Upper edge. Wider band → finer time resolution, but most laptop tweeters fall apart past 21 kHz.

5.3 ms / 0.91 m

Symbol length N. Longer symbols span more range bins (max range = c·N/2fs) but update the CIR less often. 256 at 48 kHz is the FingerIO sweet spot: 91 cm of unambiguous range refreshed at ~190 Hz.

0.60 s

Time constant of the running average that estimates static clutter. Short τ tracks slow movement (and erases it from the display); long τ lets every wave of the hand glow but holds onto stale clutter.

0.30

Output amplitude. Crank it for stronger echoes — the band is above the audible range, so loud is fine. Some laptop speakers compress hard above ~0.5; back off if the visualization saturates.

50 cm

Maximum range plotted on the y-axis. Most useful action happens within the first 30 cm of the speaker.

Run

Click Start, allow microphone, then wave a hand 5–25 cm above the speaker.

Use a quiet surface. Place laptop flat, speakers up. The browser’s echo cancellation, AGC, and noise suppression are all disabled so the mic captures the sonar honestly. Headphones won’t work — the sound has to travel through the air, bounce off your hand, and return to the mic.

How the math works

Step 1. The OFDM symbol. Pick subcarrier indices k in the inaudible band, i.e. k with k·fs/N between band-low and band-high. Set X(k) = ±1 with random signs on those bins, zero elsewhere, and impose Hermitian symmetry X(N−k) = X(k)* so the IFFT comes out real. x[n] = IFFT(X(k)) is the symbol — about 5 ms long at the default settings — and we play x on a loop.
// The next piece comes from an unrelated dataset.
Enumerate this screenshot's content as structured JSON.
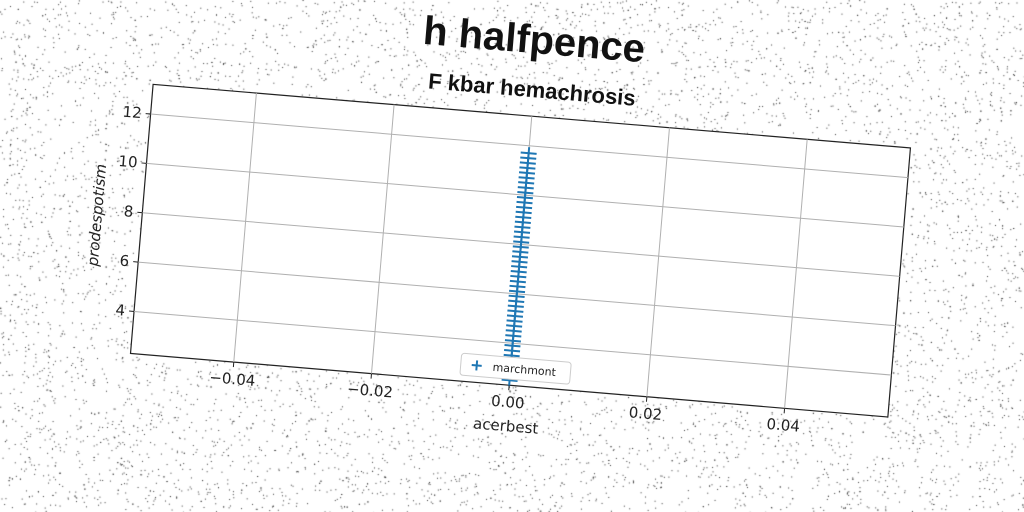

Step 2. Why the loop is the trick. If two consecutive periods of x are identical, then for any starting offset φ the N-sample window y[φ:φ+N] equals the linear convolution of one period of x with the channel h, provided the channel is shorter than N. Linear convolution of one period equals circular convolution because the next period’s samples fill in the wrap-around. Periodic transmission gives every symbol its cyclic prefix for free.

Step 3. Solve for the channel. Circular convolution diagonalizes under the DFT:

Y(k) = X(k)·H(k)  ⇒  H(k) = Y(k) / X(k)

We only divide on the active subcarriers (where |X(k)| = 1); other bins are zero, which means h[n] recovered by IFFT is band-limited to the inaudible window. Range bin n corresponds to round-trip delay n/fs seconds, i.e. one-way distance

d[n] = c · n / (2 fs)   ≈   n · 3.57 mm at 48 kHz

Step 4. Find the symbol boundary. The transmit→receive path through the speaker driver, the air, and the input ADC has unknown latency — tens of milliseconds, varying by browser and OS. Cross-correlate two periods of received signal against one known symbol; the lag at the peak is the offset, and we read length-N frames from there on.

Step 5. Background subtraction. Walls, table, the speaker grille — all those reflectors are stationary, so |h[n]| is roughly constant in time at their range bins. Maintain a per-bin exponential moving average m[n] with time constant τ and display max(0, |h[n]| − m[n]). The static room cancels; what remains is everything that moved in the last τ seconds. The strongest mover — reported live above — is your hand.

Things to try

What this isn’t

The original FingerIO uses a phone’s two-microphone array to triangulate a finger in 2D, plus a finite-state tracker that follows a single peak. This page does the front-end — the per-symbol CIR pipeline that the rest of the system rests on — on whatever single microphone your device gives the browser. You see the depth dimension. Add a second mic and the math for the lateral coordinate is the same trick run twice.